After another enterprising declaration from captain Ben Stokes, who pulled the plug on his side’s first innings at 435 for eight, the tourists reduced the Black Caps to 96 for six at tea in Wellington.
Stokes’ desire to have two bites at the new ball, one either side of lunch, saw him wave his team in with Joe Root in full flow at 153 not out and it proved an inspired decision as Anderson made good on the gamble.
He knocked over key men Devon Conway and Kane Williamson in an awkward 35-minute period before the break and was fresh to add Will Young when played resumed in the afternoon.
At 21 for three, New Zealand had mirrored England’s score on the first morning exactly. But where they had Root and Harry Brook (186) to thank for a monster stand of 302, New Zealand could not stop the rot. With the pitch beginning to take turn, Leach took the lead and picked off Tom Latham, Henry Nicholls and Daryl Mitchell.
All three were caught in close, with Ollie Pope grabbing a couple of superb one-handers.
England came out full of intent in front of a sold out crowd at the Basin Reserve, adding 120 runs at a cost of five wickets before Stokes declared.
Root did most of the heavy lifting, resuming on 101 overnight and adding a further 52 from just 42 balls, including three sixes. The first of those came from his fourth ball of the morning, reverse ramping Tim Southee over the ropes at third man to make his intentions for the day crystal clear.
That shot took his fourth-wicket stand with Brook into triple-hundred territory, but the younger man was gone a few moments later. Matt Henry held a rapid return chance, Brook perishing in the same style he had thrived – with a hefty punch down the ground.
That ended his hopes of toppling father David’s family record of 210, made in the Airedale and Wharfedale League in 2001, but his status as a major force in Test cricket appears fixed after just six caps.
Story continues
Stokes was next up, contributing the kind of frantic cameo that has become his stock in trade as captain. He lasted 28 balls, made 27 runs, hit five boundaries and could easily have been out three times.
His end came when he tried to flog a difficult length ball from Neil Wagner over the infield, with an element of self-sacrifice about his frantic knock.
After Ben Foakes over-balanced to be stumped for a duck, Root reached his 14th score of 150 or more before Stokes brought forward the change of innings.
There was time for seven overs but Anderson needed just four balls to deliver the goods, shaping one away from the left-handed Conway and taking a thin edge that neither he nor wicketkeeper Foakes appeared to detect. But the slips were convinced and a DRS referral confirmed their suspicions.
Williamson was next to go, wafting lazily at Anderson to a ball that should have been left. The former Kiwi captain was gone for four, taking his series tally to 10 from three innings and giving the tourists a huge shot in the arm.

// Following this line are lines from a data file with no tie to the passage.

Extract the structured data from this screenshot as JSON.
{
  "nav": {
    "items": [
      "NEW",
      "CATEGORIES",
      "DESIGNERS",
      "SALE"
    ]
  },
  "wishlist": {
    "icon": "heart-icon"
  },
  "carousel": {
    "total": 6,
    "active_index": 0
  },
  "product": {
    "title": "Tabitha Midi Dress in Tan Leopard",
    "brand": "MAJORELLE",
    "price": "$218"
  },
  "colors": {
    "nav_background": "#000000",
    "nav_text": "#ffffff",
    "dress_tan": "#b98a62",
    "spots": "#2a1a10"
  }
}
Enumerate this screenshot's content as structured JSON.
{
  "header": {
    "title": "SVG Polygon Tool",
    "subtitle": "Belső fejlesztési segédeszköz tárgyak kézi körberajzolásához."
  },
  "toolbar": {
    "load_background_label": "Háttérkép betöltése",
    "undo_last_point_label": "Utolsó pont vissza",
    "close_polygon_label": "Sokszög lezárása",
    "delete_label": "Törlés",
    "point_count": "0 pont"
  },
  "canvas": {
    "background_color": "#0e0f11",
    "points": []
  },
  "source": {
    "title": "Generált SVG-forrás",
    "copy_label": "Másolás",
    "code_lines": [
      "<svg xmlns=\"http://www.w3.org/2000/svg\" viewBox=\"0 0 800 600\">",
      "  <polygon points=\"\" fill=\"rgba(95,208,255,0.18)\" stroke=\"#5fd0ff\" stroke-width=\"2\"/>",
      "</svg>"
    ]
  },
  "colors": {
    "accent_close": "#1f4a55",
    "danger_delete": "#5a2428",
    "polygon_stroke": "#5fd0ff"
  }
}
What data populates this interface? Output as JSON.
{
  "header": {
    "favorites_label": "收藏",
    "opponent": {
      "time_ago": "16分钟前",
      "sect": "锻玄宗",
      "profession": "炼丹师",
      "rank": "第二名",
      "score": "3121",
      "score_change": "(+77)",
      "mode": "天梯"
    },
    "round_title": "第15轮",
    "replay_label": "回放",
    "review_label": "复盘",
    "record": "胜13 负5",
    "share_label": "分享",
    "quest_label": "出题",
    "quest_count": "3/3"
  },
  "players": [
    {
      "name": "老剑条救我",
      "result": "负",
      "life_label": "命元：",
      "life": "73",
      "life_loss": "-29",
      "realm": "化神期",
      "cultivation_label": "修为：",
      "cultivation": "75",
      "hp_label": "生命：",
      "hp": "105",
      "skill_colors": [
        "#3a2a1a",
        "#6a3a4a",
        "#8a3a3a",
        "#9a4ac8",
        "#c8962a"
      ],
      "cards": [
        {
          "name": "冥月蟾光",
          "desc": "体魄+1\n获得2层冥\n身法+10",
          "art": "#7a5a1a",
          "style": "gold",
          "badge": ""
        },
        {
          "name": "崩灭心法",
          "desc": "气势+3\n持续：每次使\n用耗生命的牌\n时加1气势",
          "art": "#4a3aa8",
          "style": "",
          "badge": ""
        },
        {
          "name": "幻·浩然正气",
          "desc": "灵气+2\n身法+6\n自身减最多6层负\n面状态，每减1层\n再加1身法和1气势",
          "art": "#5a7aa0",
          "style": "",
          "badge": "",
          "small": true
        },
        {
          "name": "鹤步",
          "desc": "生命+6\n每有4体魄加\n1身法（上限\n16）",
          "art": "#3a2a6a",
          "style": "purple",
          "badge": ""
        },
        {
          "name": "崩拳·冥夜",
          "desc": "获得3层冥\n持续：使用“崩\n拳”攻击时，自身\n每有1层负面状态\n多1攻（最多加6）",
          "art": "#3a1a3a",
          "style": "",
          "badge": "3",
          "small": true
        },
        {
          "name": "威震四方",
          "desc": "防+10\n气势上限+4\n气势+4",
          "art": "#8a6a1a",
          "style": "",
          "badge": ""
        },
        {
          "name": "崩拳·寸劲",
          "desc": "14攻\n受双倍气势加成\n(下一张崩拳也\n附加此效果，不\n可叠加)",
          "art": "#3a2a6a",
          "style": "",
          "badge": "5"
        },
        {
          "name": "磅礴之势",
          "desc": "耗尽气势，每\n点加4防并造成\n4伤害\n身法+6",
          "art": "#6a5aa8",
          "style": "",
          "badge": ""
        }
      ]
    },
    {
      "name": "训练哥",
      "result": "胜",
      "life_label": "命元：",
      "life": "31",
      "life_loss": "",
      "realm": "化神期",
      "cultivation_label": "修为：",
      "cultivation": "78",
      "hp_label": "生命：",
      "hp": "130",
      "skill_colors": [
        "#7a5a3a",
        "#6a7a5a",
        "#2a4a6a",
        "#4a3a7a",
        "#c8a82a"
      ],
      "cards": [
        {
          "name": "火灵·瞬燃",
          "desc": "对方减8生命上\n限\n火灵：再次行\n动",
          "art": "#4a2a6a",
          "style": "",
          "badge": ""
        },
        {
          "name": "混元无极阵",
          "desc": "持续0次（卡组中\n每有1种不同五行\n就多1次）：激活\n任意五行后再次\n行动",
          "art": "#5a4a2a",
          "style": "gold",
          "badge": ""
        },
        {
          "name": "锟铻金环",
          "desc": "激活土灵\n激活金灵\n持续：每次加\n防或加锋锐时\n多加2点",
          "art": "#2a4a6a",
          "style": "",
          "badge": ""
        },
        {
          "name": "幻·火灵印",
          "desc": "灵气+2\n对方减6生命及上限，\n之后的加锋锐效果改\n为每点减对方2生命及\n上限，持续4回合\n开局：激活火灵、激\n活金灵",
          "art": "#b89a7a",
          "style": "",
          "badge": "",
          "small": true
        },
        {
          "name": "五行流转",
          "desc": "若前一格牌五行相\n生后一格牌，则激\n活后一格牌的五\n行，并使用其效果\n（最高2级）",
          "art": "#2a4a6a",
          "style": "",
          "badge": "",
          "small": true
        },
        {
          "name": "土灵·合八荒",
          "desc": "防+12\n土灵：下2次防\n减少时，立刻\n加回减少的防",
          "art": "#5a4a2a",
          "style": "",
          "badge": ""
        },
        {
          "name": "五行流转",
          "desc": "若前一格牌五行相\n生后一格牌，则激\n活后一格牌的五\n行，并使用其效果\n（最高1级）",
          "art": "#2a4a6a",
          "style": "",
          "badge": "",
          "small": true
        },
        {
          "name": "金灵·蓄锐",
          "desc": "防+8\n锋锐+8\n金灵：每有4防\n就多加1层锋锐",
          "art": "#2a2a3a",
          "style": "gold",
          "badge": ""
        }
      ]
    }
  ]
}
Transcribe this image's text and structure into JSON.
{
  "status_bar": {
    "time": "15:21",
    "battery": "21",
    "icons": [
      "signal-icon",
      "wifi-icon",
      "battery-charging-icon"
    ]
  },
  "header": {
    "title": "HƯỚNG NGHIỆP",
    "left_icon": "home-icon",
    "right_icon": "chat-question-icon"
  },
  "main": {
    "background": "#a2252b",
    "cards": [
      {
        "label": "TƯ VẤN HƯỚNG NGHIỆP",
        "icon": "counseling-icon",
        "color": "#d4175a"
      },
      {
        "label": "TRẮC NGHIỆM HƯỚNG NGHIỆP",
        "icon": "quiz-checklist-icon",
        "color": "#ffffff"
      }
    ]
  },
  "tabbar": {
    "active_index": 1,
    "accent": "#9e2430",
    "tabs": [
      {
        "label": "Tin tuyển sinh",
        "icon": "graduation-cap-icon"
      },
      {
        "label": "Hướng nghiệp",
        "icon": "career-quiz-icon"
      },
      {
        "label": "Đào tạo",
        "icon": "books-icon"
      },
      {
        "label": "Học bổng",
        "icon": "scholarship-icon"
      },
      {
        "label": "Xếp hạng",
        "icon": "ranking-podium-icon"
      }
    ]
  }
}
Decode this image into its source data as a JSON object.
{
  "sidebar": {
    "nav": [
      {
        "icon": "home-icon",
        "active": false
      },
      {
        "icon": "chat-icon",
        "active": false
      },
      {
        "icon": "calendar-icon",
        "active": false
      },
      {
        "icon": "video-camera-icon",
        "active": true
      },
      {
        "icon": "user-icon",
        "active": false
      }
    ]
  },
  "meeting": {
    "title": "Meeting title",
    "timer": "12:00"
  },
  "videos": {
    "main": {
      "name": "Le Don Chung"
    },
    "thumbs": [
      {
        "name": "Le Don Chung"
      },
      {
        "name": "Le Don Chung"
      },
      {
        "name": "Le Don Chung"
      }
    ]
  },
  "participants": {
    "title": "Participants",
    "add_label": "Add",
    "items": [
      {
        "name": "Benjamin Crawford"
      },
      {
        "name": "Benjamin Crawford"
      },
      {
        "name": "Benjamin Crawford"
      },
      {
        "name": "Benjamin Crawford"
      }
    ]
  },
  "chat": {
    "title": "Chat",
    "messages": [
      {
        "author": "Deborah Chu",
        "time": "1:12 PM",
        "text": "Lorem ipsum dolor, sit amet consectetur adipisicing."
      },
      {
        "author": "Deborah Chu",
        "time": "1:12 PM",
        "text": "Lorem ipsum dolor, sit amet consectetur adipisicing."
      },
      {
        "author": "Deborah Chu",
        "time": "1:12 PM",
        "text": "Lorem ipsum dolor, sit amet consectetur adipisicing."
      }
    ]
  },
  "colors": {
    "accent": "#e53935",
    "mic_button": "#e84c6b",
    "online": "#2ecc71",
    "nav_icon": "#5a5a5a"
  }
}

After a 40-minute break Anderson continued his outstanding efforts with the new ball, producing a pearl that scraped the edge of the blameless Will Young as it zipped back in. New Zealand fought hard to avoid a collapse but by now Leach had enough to work with as he set up camp at one end.
Latham (35) was caught at slip after a long DRS review determined the ball had hit the wristband of the glove ahead of the arm guard before Pope showed his worth under the helmet. He pounced to snatch a fine catch off Nicholls’ reverse sweep at short-leg, then needed even quicker reactions to cling on to Mitchell at silly point in the last over before tea.